- 1938 illustration by P. Stroyev
- Original title: Холодная кровь
- Translator: Constance Garnett (original)
- Country: Russia
- Language: Russian

Publication
- Published in: Novoye Vremya
- Publisher: Adolf Marks, 1899-1901
- Publication date: 31 October, 3 November 1887 (old style)

= The Cattle-Dealers =

"The Cattle-Dealers" (originally, "The Cold Blood", Холодная кровь) is an 1887 short story by Anton Chekhov.

==Background and publication history==
The story was based upon Chekhov's journey to the Russian South in the spring of 1887. On 7 April of that year he wrote: "Woke up in Slavyansk... Here another campaign rages on... The Railways are being sued. The state controller claims that the Lozovo-Sevastopol Railway had stolen 300 wagons from the Azov Railway and painted them into its own colours." This detail was mentioned in the story.

According to Mikhail Chekhov, "...[The Cattle-Dealers] is another story belonging to the Taganrog cycle. Our uncle Mitrofan Yegorovich's wife Ludmila Pavlovna's brother, Andrey Pavlovich [Yevtushevsky], a very likeable man, after having failed as a Taganrog mayor's assistant, decided to retire and join the commerce. For all the money that he had, he bought the cattle, put it into the freight train and started out to Moscow to sell it for meat. On his way, inexperienced and unpractical, he was virtually robbed by the railway men, arrived at Moscow almost penniless and failed to hit the peak price time. Overcome with disappointment, he found Anton Pavlovich, related to him the tale of his misfortunes and corroborated his story with the documents... Anton Pavlovich used them for his story ‘Cold Blood’..."

Later this version of the story's background was corroborated by P. Surozhsky (the pseudonym of P.N. Shatilov) as well as Vladimir Bogoraz, in his essay "At the Chekhov Places".

"The Cold Blood" was first published on 31 October and 3 November 1887 by Novoye Vremya (issues Nos. 4193, 4196). It was included into the Chekhov collection Khmurye lyudi (Хмурые люди, Gloomy People), published in 1890 in Saint Petersburg, and was reproduced unchanged in the latter's ten re-issues. Chekhov included it into volume two of his Collected Works published by Adolf Marks in 1899-1901. During its author's lifetime, the story was translated into Bulgarian and Swedish language.

==Plot summary==

The old man Malakhin, accompanied by his rather useless son Yasha, makes a journey to Saint Petersburg in a freight train with the view of selling his cattle. Everybody around is bent on extorting the money from him. The train driver simply refuses to move the train without being paid, and the uber-conductor has to have his reward too. Malakhin is so distressed as to file a written complaint to the police, still he throws his money around, even on the occasions when this does not seem necessary. Four days later, after having bribed his way to the capital, he sells his starved-out animals, loses a great deal of money but is greatly relieved to see his totally meaningless mission completed.

==Reception==

According to the biographer Pyotr Sergeyenko, "The Cold Blood" was one of Lev Tolstoy's favourites. Vladimir Nemirovich-Danchenko remembered how Dmitry Grigorovich insisted the story was on par with the best work by Nikolai Gogol.
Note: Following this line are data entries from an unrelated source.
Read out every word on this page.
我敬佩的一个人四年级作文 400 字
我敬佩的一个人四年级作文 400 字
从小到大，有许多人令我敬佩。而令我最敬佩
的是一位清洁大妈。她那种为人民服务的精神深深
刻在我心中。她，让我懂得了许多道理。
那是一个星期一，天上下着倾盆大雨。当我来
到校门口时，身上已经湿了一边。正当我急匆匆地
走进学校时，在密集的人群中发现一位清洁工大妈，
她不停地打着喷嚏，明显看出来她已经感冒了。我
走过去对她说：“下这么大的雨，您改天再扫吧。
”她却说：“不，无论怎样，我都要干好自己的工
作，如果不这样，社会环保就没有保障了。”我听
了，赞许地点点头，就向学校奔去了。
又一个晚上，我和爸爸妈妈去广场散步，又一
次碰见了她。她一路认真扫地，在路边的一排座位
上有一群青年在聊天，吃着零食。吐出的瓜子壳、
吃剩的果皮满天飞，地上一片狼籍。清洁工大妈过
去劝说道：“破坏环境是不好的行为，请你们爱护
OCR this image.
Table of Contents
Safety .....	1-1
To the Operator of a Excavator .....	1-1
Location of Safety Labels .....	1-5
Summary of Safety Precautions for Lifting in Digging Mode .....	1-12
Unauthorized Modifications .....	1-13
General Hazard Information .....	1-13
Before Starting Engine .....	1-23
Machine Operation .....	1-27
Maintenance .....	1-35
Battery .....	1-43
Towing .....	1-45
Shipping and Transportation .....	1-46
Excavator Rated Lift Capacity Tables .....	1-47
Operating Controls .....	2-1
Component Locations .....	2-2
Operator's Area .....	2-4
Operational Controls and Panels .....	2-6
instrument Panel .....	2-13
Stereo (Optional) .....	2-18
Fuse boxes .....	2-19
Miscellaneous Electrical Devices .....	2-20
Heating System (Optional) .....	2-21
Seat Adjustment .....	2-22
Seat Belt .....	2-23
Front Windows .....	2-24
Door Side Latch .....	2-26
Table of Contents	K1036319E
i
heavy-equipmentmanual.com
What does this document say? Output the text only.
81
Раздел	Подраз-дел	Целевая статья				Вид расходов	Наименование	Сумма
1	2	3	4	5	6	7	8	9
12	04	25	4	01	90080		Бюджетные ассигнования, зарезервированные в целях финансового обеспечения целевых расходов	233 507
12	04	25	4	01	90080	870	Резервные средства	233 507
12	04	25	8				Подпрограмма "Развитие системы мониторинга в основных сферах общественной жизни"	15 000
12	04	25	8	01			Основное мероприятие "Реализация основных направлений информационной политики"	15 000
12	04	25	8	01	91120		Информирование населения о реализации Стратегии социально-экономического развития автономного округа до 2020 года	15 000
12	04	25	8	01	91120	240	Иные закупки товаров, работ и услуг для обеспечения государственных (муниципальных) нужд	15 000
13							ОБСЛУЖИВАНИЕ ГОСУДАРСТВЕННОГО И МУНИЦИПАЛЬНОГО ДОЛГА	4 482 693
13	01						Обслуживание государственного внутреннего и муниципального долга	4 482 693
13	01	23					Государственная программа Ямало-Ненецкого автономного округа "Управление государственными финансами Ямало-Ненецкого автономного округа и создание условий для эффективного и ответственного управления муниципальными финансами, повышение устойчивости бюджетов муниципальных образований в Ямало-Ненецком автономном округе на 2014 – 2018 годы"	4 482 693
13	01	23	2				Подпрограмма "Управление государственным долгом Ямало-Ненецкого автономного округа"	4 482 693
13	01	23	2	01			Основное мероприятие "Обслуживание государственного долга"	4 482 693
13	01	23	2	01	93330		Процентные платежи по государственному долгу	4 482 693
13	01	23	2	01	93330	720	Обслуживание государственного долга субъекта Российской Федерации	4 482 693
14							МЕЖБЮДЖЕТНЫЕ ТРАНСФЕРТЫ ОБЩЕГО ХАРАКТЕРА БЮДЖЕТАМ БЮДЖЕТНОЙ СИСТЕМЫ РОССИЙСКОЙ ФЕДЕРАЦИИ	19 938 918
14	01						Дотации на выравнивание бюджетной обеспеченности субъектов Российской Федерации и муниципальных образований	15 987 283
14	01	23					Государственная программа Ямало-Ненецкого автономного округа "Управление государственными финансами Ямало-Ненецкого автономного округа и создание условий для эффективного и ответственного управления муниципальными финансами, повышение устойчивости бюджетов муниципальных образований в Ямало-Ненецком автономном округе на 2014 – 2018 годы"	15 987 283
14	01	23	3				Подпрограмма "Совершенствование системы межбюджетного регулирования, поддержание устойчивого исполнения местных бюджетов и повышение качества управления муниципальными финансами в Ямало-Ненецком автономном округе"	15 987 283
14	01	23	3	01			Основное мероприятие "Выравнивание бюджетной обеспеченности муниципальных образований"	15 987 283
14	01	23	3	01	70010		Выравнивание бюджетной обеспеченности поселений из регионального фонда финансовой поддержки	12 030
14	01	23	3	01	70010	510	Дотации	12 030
The critic Vladimir Kign also saw "The Cold Blood" as following the tradition set by Gogol. He wrote: "Up until now all our tribulations have been explained by the 'outside circumstances'. Chekhov looks deeper. His 'circumstances' lie within the Russian man. [This is the story] of a man who has to bribe continuously the rather wayward railway officials. They take the money willingly, although equally willingly does their victim, a merchant, transporting his bulls to Petersburg, gives them out. The impassive, almost idyllic good-naturedness with which both sides do what they do says a lot. The evil that had evolved into the form of idyll, cries not for mere denunciation, but for the new Dead Souls or Revizor. This is not malpractice anymore, this is catastrophe," he wrote in Books of the Week magazine.

Roman Disterlo considered the story to be shallow and superficial, the result of its author's "having decided to take a walk through life" in a search for some incidental impressions. Similar views were expressed by the author from the opposite side of the political spectrum, the Narodnik Nikolai Mikhaylovsky, who (not for the first time) accused Chekhov of being casual in his choice of themes and indifferent to his characters. He also failed to make sense of the story's title. "...It is unclear what 'cold blood' has to do with all this. There is of course, one very cool character in it, the son of a consigner, but he is not in the center of the story, which hardly has any center at all...", he wrote in Russkiye Vedomosti.

In 1895 Platon Krasnov analyzed the story in terms of the general state of the contemporary Russian society, overcome with apathy and dreariness. On the other hand, the critic Evgeny Lyatsky found the main character's behaviour very strange for a typical Russian merchant.